The Indianapolis Star‘s Tammy Webber reports that medical errors will be treated differently after Jan. 1, “when a new Indiana law will require hospitals to report more than two dozen types of mistakes.”

The state will make the errors at each hospital available for public review — making Indiana only the second state in the nation to do so. Minnesota was the first. Indiana’s first report is expected in 2007.

The point of it all: The more that’s known about how medical mistakes happen, the better the odds of preventing errors.

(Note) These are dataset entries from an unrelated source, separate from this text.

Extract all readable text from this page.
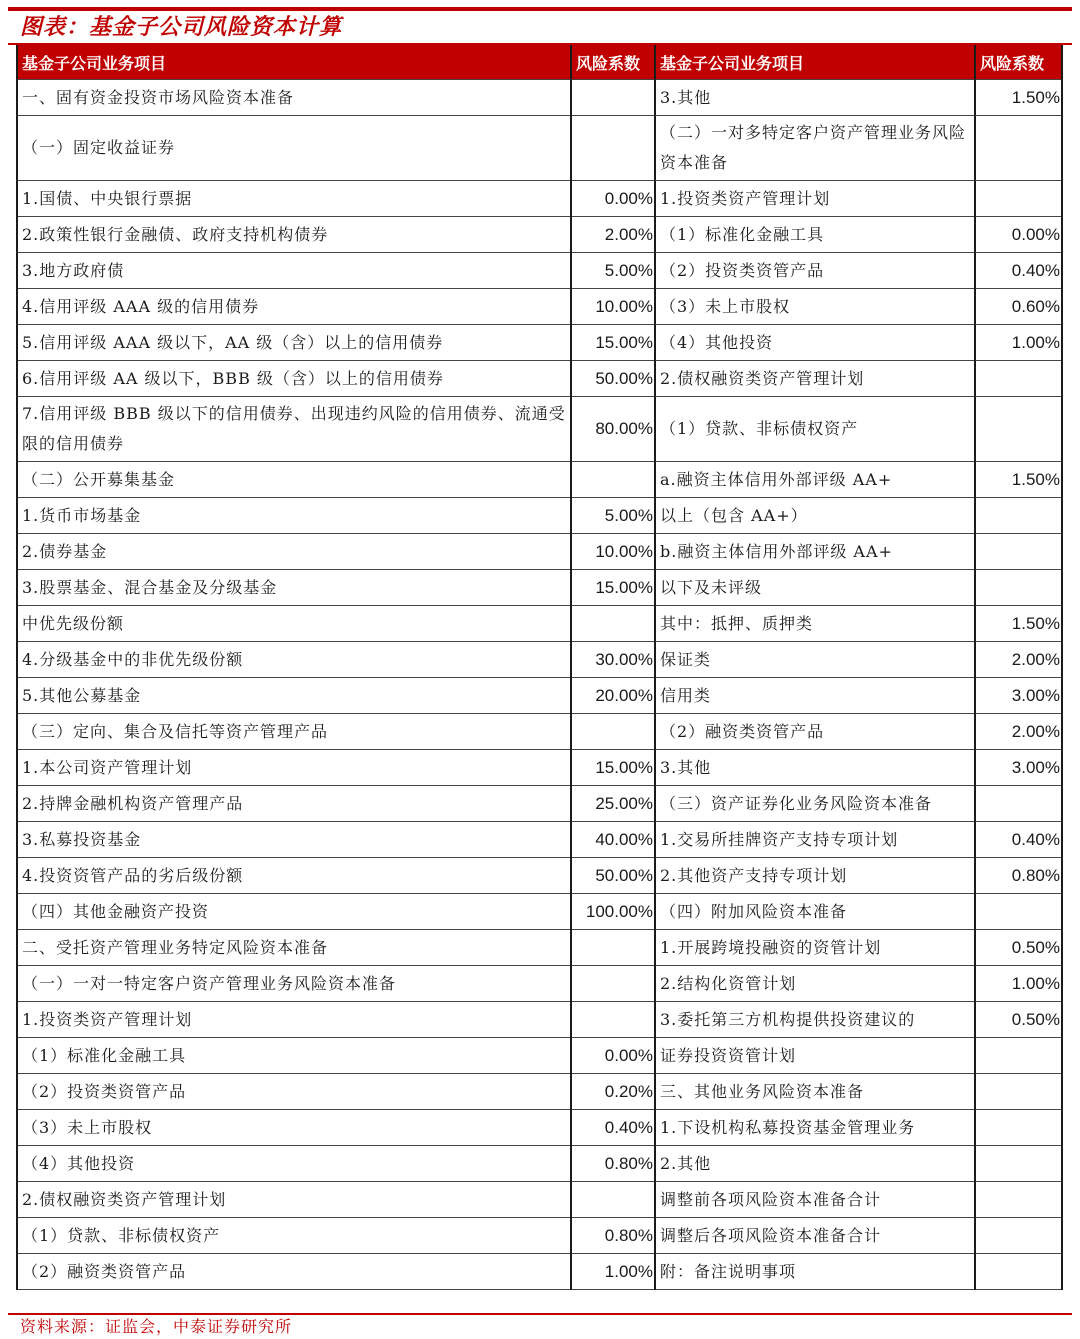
图表：基金子公司风险资本计算
基金子公司业务项目	风险系数	基金子公司业务项目	风险系数
一、固有资金投资市场风险资本准备		3.其他	1.50%
（一）固定收益证券		（二）一对多特定客户资产管理业务风险资本准备	
1.国债、中央银行票据	0.00%	1.投资类资产管理计划	
2.政策性银行金融债、政府支持机构债券	2.00%	（1）标准化金融工具	0.00%
3.地方政府债	5.00%	（2）投资类资管产品	0.40%
4.信用评级 AAA 级的信用债券	10.00%	（3）未上市股权	0.60%
5.信用评级 AAA 级以下，AA 级（含）以上的信用债券	15.00%	（4）其他投资	1.00%
6.信用评级 AA 级以下，BBB 级（含）以上的信用债券	50.00%	2.债权融资类资产管理计划	
7.信用评级 BBB 级以下的信用债券、出现违约风险的信用债券、流通受限的信用债券	80.00%	（1）贷款、非标债权资产	
（二）公开募集基金		a.融资主体信用外部评级 AA+	1.50%
1.货币市场基金	5.00%	以上（包含 AA+）	
2.债券基金	10.00%	b.融资主体信用外部评级 AA+	
3.股票基金、混合基金及分级基金	15.00%	以下及未评级	
中优先级份额		其中：抵押、质押类	1.50%
4.分级基金中的非优先级份额	30.00%	保证类	2.00%
5.其他公募基金	20.00%	信用类	3.00%
（三）定向、集合及信托等资产管理产品		（2）融资类资管产品	2.00%
1.本公司资产管理计划	15.00%	3.其他	3.00%
2.持牌金融机构资产管理产品	25.00%	（三）资产证券化业务风险资本准备	
3.私募投资基金	40.00%	1.交易所挂牌资产支持专项计划	0.40%
4.投资资管产品的劣后级份额	50.00%	2.其他资产支持专项计划	0.80%
（四）其他金融资产投资	100.00%	（四）附加风险资本准备	
二、受托资产管理业务特定风险资本准备		1.开展跨境投融资的资管计划	0.50%
（一）一对一特定客户资产管理业务风险资本准备		2.结构化资管计划	1.00%
1.投资类资产管理计划		3.委托第三方机构提供投资建议的	0.50%
（1）标准化金融工具	0.00%	证券投资资管计划	
（2）投资类资管产品	0.20%	三、其他业务风险资本准备	
（3）未上市股权	0.40%	1.下设机构私募投资基金管理业务	
（4）其他投资	0.80%	2.其他	
2.债权融资类资产管理计划		调整前各项风险资本准备合计	
（1）贷款、非标债权资产	0.80%	调整后各项风险资本准备合计	
（2）融资类资管产品	1.00%	附：备注说明事项	
资料来源：证监会，中泰证券研究所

Surgery on the wrong body part or patient are among those that must now be reported in Indiana. In a 2003 survey of final year medical residents, sixty-two percent reported that liability issues were their top concern, surpassing any other concern, and representing an increase of over three fold from 2001.1

Is it justified? If medical errors were recognized as a cause of death by the Centers for Disease Control & Prevention (CDC) in its annual National Vital Statistics Report, medical errors would be ranked as the sixth leading cause of death in the United States and outrank deaths due to breast cancer, AIDS, motor vehicle accidents, diabetes, influenza and pneumonia, Alzheimer’s disease, and renal disease.2

1Meritt, Hawkins & Assoc., Summary Report: 2003 Survey of Final Year Med. Residents 5 (2003).
2Steve Lohr, Bush’s Next Target: Malpractice Lawyers, N.Y. Times, Feb. 27, 2001, at 31.